The FDA's remediation demands are stringent: test all retained component samples within 30 days, or if retains aren't available, test all marketed finished products for these contaminants.

They also required a full risk assessment for all products within expiry containing these high-risk ingredients.

Ask yourself:

  • Do we have a non-negotiable list of high-risk components that require specific identity testing regardless of supplier COAs?

  • Can our receiving department physically quarantine materials until identity testing is complete?

  • When was the last time we verified our suppliers' test methods match compendial requirements?

Release testing nowhere to be found

The second violation revealed an (arguably) even more fundamental failure. Kabana performed no chemical or microbiological testing on finished drug products before release and distribution.

During the inspection, company reps admitted they weren't conducting any release testing. No identity confirmation of active ingredients. No strength verification. No microbiological testing. Products were manufactured and shipped based solely on faith that the process worked.

The FDA emphasized that "appropriate release testing, including identity and strength testing of the active ingredient, must be performed before drug product release and distribution." Without this testing, there's no scientific evidence that products meet specs.

Ask yourself:

  • Is it physically possible in our system to release a batch without completed testing results?

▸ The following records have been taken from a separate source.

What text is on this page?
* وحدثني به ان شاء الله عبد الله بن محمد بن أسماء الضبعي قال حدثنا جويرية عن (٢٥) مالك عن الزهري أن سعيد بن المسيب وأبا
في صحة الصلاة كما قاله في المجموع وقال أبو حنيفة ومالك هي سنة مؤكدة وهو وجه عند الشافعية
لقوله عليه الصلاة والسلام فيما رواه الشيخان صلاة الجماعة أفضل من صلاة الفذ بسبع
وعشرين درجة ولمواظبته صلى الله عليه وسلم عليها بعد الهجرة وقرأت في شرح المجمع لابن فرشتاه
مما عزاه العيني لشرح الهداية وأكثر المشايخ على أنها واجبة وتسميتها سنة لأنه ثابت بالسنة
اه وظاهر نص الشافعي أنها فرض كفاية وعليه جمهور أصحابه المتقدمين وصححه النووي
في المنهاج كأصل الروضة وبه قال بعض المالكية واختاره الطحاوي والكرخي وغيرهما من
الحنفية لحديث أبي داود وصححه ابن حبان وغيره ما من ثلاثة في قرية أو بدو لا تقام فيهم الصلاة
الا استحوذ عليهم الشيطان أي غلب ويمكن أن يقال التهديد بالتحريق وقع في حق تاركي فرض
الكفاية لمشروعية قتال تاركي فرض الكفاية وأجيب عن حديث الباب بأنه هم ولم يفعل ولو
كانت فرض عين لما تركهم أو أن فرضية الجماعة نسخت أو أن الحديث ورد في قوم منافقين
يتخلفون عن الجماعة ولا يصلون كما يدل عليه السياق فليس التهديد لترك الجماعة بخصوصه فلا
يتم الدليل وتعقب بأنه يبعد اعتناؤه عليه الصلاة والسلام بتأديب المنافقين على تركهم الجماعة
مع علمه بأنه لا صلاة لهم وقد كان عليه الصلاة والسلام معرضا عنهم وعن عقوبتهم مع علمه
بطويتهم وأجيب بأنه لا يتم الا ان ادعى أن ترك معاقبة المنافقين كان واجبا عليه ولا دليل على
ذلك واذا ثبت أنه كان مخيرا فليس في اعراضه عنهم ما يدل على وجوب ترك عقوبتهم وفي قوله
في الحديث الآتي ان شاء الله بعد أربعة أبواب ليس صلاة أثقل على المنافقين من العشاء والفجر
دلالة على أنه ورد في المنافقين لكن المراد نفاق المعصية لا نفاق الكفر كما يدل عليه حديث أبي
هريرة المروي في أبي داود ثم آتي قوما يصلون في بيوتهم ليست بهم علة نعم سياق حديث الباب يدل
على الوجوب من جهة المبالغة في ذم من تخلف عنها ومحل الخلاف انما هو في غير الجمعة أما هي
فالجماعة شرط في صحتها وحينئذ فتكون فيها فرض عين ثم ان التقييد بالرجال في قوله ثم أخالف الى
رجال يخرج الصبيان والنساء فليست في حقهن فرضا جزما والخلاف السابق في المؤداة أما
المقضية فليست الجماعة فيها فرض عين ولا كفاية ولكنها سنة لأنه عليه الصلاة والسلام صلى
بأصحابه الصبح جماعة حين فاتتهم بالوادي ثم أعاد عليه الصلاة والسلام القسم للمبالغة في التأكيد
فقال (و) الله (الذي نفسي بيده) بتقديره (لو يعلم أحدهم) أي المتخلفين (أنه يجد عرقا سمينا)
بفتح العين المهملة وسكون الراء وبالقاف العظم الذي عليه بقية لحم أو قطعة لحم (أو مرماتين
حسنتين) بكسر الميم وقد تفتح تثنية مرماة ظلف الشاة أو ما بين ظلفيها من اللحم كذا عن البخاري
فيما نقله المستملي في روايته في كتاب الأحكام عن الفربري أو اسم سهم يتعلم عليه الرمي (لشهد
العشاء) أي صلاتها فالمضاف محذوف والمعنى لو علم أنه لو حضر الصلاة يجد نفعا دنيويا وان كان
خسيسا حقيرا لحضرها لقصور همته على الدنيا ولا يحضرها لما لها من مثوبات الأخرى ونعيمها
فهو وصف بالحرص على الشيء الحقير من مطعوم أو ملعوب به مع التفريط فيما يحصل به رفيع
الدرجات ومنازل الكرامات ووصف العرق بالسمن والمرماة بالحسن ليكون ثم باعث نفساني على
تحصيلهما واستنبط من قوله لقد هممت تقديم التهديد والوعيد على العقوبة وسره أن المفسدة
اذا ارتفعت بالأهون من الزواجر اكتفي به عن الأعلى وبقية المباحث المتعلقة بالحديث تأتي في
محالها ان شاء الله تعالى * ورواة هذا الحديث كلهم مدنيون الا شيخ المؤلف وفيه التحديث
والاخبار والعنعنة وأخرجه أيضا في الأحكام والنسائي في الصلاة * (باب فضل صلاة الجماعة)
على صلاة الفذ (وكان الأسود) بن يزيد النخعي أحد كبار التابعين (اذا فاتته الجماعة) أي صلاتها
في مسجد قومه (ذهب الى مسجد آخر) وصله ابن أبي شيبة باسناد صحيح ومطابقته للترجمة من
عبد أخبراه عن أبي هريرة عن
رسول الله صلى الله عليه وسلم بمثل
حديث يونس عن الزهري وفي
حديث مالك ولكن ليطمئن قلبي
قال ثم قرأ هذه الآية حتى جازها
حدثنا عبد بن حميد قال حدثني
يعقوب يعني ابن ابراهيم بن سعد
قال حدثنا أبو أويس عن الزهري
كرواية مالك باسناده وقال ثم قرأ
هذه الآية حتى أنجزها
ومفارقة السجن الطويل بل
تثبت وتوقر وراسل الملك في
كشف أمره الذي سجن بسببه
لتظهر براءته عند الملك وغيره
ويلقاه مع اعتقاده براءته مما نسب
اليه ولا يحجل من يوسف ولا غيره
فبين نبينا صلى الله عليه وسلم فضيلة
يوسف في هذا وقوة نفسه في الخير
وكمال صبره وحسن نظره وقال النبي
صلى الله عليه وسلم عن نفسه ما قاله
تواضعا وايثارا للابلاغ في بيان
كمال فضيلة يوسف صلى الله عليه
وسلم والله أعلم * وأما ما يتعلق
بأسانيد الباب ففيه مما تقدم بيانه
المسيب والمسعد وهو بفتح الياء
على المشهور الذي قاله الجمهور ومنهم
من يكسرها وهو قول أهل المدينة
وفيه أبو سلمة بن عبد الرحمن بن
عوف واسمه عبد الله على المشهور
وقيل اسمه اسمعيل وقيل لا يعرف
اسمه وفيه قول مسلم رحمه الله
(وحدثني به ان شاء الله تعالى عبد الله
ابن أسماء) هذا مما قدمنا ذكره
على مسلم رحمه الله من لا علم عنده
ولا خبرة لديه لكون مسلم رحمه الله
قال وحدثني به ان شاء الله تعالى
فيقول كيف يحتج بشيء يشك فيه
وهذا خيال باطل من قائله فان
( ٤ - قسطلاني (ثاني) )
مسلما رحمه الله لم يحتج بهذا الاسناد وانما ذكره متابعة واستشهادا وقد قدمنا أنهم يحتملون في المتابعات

  • Do our batch records require positive confirmation of test results, not just space for signatures?

  • If we discovered we'd been shipping untested product, how quickly could we identify and recall affected batches?

Quality unit MIA

The FDA found Kabana's quality unit failed to exercise basic responsibilities across multiple CGMP requirements.

The gaps were comprehensive:

  • No quality oversight procedures for raw material handling, production record review, investigations, complaints, or recalls.